After Lincoln’s assassination, Northern families often displayed in their homes lithographic prints of the man they believed to be the savior of their nation. Printmakers published numerous prints commemorating the late president in order to both illustrate and capitalize upon the nation’s woe. This graphic memorial to Lincoln, circa 1865, displays his profile upon a stone monument. Below his portrait, an inscription reads, “To Abraham Lincoln, The Best Beloved of the Nation.” Atop the memorial rests an urn draped with an American flag. Three owls sit around the urn, symbolizing wisdom. A weeping Columbia leans against the monument on the left, while a freed slave weeps to its right. At the base of the shrine rest a broken shackle, the Emancipation Proclamation, and the slain corpse of a dragon, representing rebellion and secession. Above, an angel with clasped hands looks down upon the memorial. In the background, a field strewn with the bodies of men and horses and the wreckage of cannons serves as a reminder of the destruction of the war.
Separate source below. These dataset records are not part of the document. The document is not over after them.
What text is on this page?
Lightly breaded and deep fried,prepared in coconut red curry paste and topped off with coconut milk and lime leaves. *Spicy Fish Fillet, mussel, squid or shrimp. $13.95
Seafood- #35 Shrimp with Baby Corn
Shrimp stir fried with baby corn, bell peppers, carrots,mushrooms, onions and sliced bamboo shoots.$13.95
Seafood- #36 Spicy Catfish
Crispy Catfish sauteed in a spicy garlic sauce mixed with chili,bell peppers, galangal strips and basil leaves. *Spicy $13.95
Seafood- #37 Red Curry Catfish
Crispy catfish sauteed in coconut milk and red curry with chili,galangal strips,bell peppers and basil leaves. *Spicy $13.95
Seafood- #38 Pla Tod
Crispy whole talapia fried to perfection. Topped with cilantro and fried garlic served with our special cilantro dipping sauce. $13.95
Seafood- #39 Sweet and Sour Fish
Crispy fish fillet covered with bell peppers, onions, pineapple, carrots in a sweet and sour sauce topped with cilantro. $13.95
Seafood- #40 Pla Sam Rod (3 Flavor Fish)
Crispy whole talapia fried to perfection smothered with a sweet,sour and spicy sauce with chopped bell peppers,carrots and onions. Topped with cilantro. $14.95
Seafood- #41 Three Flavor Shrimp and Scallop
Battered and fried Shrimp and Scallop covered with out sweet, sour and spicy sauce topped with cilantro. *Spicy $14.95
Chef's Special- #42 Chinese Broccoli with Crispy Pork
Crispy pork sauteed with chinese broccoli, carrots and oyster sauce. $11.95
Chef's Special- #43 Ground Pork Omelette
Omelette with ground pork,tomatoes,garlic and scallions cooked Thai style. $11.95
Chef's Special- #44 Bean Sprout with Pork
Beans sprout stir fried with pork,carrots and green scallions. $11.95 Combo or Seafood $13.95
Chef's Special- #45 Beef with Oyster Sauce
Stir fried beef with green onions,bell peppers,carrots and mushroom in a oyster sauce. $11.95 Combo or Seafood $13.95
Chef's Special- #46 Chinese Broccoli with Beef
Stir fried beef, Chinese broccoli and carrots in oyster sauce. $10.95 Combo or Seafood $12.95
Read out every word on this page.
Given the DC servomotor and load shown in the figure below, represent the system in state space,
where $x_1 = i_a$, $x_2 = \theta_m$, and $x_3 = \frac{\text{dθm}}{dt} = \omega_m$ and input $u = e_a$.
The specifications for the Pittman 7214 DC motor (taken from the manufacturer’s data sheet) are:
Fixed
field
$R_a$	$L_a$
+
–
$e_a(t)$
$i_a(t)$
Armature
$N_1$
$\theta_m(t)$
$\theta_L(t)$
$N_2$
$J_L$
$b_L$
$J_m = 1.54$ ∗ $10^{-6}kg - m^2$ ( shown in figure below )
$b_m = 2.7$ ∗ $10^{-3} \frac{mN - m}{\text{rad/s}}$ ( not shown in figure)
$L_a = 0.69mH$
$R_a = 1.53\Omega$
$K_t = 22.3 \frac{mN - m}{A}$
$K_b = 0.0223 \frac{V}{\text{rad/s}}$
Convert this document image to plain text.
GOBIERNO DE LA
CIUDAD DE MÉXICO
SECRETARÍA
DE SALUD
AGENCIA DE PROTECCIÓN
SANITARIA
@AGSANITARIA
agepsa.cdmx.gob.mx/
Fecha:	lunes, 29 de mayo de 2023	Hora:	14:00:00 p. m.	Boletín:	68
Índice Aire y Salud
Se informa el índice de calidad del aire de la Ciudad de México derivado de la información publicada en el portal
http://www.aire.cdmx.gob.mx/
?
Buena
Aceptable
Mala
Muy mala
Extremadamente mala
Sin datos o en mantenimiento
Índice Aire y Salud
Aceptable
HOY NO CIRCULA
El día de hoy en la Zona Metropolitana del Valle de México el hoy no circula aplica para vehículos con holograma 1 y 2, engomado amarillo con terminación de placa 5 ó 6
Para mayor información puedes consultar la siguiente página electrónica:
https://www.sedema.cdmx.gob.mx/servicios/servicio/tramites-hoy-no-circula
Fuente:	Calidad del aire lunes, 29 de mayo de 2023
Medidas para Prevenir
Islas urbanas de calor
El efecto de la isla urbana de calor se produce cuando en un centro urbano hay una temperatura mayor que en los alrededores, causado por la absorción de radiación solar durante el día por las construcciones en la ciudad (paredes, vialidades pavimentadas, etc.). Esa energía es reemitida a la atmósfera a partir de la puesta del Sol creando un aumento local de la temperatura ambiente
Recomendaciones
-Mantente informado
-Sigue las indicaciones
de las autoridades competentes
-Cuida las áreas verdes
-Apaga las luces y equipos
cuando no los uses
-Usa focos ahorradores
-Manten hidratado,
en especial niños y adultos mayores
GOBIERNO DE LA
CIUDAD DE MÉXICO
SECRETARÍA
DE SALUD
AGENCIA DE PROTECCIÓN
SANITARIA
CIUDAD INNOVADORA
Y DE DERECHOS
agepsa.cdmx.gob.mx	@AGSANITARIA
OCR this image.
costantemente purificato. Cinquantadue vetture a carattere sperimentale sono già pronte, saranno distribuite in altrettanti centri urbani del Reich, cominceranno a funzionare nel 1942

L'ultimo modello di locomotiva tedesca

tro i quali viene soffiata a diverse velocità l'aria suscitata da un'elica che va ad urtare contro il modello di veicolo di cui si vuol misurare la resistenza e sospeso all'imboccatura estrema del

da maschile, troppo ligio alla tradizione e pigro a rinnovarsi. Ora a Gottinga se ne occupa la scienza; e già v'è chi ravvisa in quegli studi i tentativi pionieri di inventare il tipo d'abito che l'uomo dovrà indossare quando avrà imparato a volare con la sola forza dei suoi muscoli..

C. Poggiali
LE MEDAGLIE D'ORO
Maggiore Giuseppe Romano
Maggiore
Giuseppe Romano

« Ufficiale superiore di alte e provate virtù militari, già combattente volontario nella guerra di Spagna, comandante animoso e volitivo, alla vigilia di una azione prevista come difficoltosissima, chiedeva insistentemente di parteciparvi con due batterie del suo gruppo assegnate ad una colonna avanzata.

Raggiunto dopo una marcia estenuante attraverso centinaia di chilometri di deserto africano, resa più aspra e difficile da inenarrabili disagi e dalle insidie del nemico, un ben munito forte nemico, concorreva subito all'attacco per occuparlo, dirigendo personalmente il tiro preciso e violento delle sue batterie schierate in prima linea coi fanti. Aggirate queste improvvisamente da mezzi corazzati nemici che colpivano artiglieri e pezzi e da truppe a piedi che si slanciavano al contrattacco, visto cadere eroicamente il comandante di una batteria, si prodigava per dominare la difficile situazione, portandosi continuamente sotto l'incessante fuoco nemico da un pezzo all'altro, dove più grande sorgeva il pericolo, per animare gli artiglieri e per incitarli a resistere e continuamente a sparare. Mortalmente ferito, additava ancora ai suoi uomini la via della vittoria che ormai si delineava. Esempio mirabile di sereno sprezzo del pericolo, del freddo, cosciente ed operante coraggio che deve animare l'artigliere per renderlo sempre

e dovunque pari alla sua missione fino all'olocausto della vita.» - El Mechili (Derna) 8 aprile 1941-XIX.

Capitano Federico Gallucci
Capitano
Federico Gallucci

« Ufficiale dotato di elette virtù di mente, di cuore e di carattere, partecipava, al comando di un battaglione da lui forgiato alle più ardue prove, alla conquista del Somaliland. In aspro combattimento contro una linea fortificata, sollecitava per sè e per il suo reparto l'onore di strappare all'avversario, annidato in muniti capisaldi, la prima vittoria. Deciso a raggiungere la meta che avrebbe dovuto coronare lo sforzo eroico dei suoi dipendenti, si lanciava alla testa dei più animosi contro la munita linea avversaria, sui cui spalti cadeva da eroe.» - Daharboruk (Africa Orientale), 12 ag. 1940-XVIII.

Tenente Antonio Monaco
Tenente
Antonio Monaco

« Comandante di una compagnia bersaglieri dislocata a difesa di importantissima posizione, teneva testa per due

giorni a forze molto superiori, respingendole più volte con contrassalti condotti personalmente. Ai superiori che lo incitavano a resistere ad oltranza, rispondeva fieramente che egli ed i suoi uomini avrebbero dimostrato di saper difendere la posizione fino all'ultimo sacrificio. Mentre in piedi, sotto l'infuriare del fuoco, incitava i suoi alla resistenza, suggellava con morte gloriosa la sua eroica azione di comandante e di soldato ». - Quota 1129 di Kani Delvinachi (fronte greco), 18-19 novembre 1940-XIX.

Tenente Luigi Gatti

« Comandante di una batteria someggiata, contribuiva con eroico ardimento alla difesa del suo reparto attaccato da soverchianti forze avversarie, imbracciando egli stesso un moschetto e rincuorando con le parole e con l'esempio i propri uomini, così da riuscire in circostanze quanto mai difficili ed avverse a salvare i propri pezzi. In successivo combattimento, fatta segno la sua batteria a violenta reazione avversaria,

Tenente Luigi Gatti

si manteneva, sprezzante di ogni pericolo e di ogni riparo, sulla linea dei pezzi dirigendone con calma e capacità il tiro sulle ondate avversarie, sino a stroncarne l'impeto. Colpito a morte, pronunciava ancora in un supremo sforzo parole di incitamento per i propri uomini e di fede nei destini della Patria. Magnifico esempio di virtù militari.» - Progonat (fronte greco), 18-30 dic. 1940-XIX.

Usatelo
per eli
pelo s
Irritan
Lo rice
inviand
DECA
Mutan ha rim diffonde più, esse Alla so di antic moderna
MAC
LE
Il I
Louis Nagel was born in Germany around 1817, and was working in New York as early as 1844. There he was involved in two partnerships, Nagel & Mayer (1846) and Nagel & Weingaertner (1849-1856). In 1857, he moved to San Francisco.
Charles Nahl was born in Germany around 1818, and emigrated to America in 1849. With his half-brother, he travelled to work in the California gold fields, before settling in San Francisco, where they worked as photographers and commercial artists from 1850 to 1867.
The lithograph was published for the subscribers of a West Coast magazine, the San Francisco Puck, by Pascal Loomis and James F. Swift, the periodical’s founders. Loomis was born in Hartford, Connecticut, in 1826, and worked from 1848 to 1859 as a wood engraver in New York. In 1860, he migrated to San Francisco, where he went into business with Swift. The duo first started a wood engraving firm, Loomis and Swift, but, by 1866, also began publishing the San Francisco Puck.